The plaintiff's fourth objection is stated as an incoherent question: "Why was the video tape malfunction date October 12, 2009 incident?" The record only indicates that there was a camera malfunction during the October 12 incident, which stemmed from an emergency call from the SHU, when plaintiff Stringfield was observed by a staff member tying a homemade rope from the window frame and then around his neck [Doc. 35-9 at 4]. Prior to this incident, the plaintiff had threatened to hurt himself and had been on a hunger strike for nearly two weeks [Id. at 91]. The record indicates that staff entered the cell, plaintiff resisted, and was then placed in four-point restraints [Id.]. Plaintiff alleges that his shoulder was dislocated during this incident; however, the medical evidence established limited range of motion. Two days after the incident, the plaintiff did not provide any medical complaints to the medical staff [Id. at 81]. Insofar as the above can be construed as an objection, the same is hereby OVERRULED.

E.

Finally, the plaintiff objects to the defendants' statements on September 19, 2009, that there is no evidence to suggest that the defendant closed the plaintiff's hand inside the food slot. Plaintiff contends the video footage clearly shows that Lt. Brinson closed his hands inside the food slot. No injuries were reported as a result.

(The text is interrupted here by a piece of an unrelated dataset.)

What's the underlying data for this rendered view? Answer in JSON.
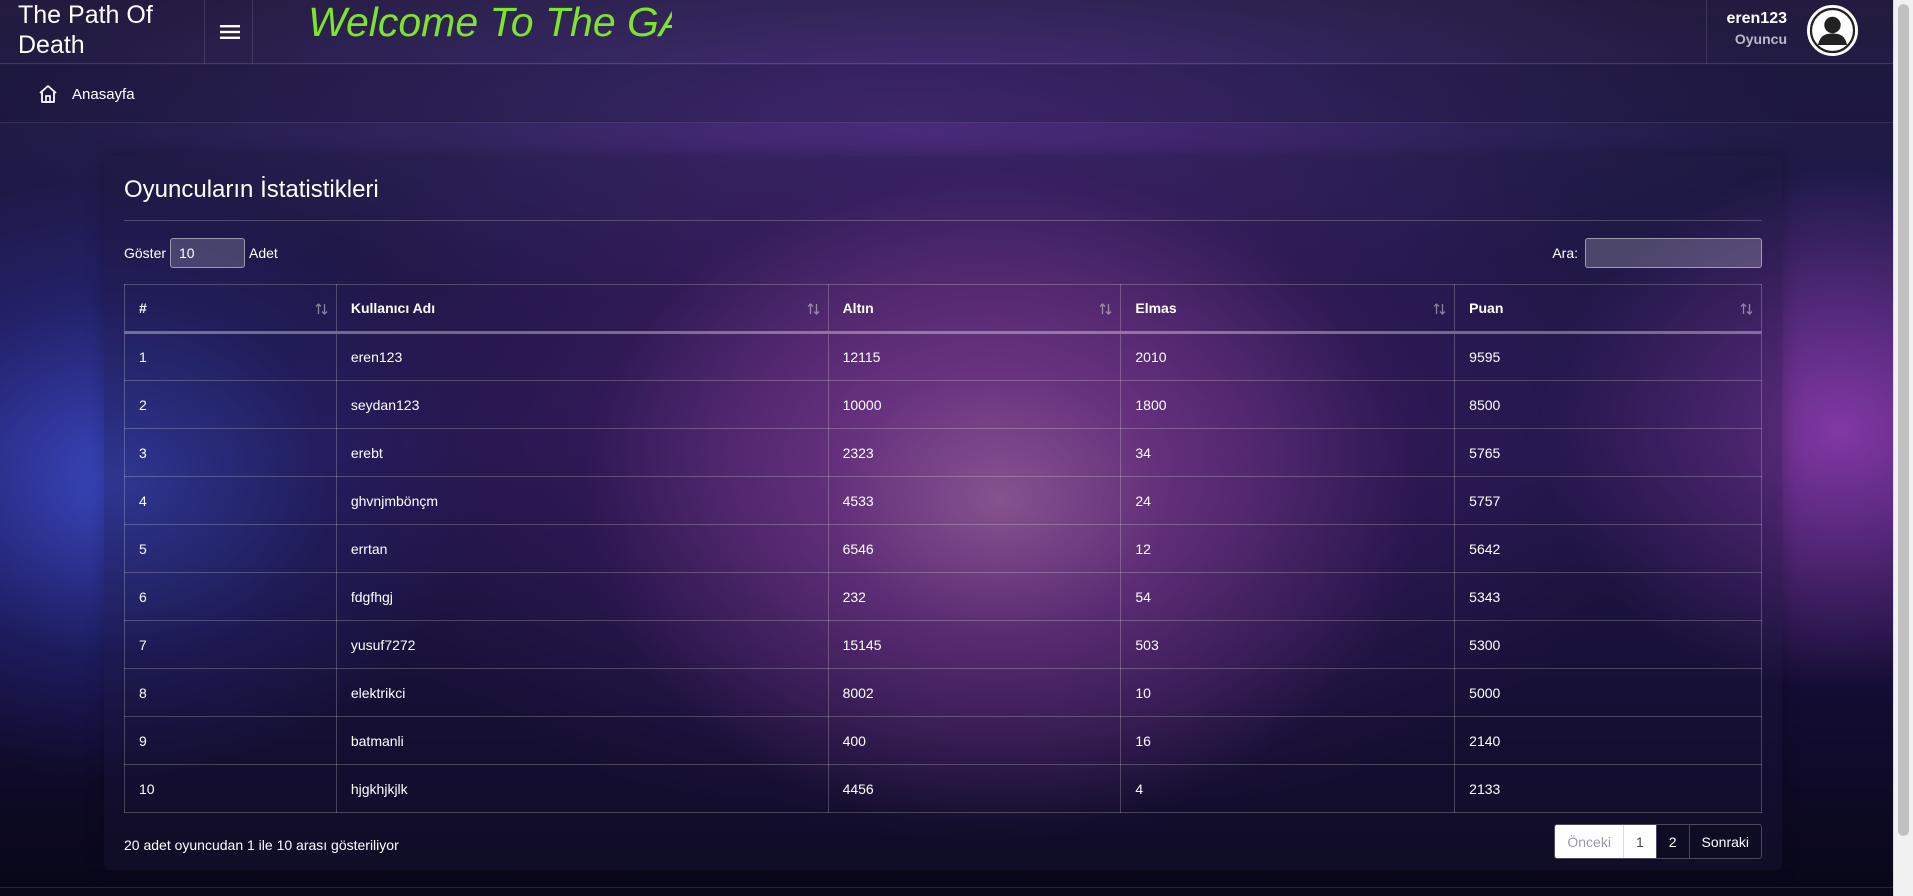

This Court has reviewed the September 19, 2009, video footage, which shows that Stringfield had barricaded his door with his bed. Lt. Brinson repeatedly ordered the plaintiff to "cuff up," which involves the inmate placing his hands behind his back and placing them through the food slot. At this time, Lt. Brinson observed the plaintiff with a towel wrapped around his head, which he was repeatedly ordered to remove. The video then shows the plaintiff reach his hands through the food slot. Lt. Brinson again ordered Stringfield to remove the towel from his head. At that point, Lt. Brinson did in fact close the food slot, but very gently as it appeared the plaintiff was withdrawing his hands from the slot. In the process, the plaintiff's fingers were slightly squeezed in the slot; however, this Court finds that no reasonable trier of fact could view this act as such force used to cause harm maliciously or sadistically. Hudson, 503 U.S. at 9. Accordingly, the plaintiff's Objection is OVERRULED.

As a final matter, insofar as this Court has reviewed the entire record, and conducted a thorough review of the Report and Recommendation, this Court finds no clear error. Accordingly, the portions to which no objections were filed are AFFIRMED.

III. Conclusion Upon careful review of the report and recommendation, it is the opinion of this Court that the magistrate judge's Report and Recommendation [Doc. 52] should be, and is, hereby ORDERED ADOPTED for the reasons more fully stated in the magistrate judge's report. As such, the plaintiff's Objections to the magistrate judge's R&R [Doc. 54] are OVERRULED. Further, the defendant's Motion to Dismiss, or, in the Alternative, Motion for Summary Judgment [Doc. 33] is hereby GRANTED. Accordingly, the Complaint [Doc. 1] is hereby DENIED and DISMISSED WITH PREJUDICE. Accordingly, this matter is ORDERED STRICKEN from the active docket of this Court. As such, this Court DIRECTS the Clerk to enter judgment in favor of the defendants.

As a final matter, upon an independent review of the record, this Court hereby DENIES the petitioner a certificate of appealability, finding that he has failed to make "a substantial showing of the denial of a constitutional right." 28 U.S.C. § 2253(c)(2).

It is so ORDERED.

The Clerk is directed to transmit copies of this Order to any counsel of record and to mail a copy to the pro se plaintiff.

FootNotes


1. This Court notes that Lt. "Brainson" is actually Lt. "Brinson"; therefore, this Court will refer to the defendant as Lt. Brinson throughout this opinion.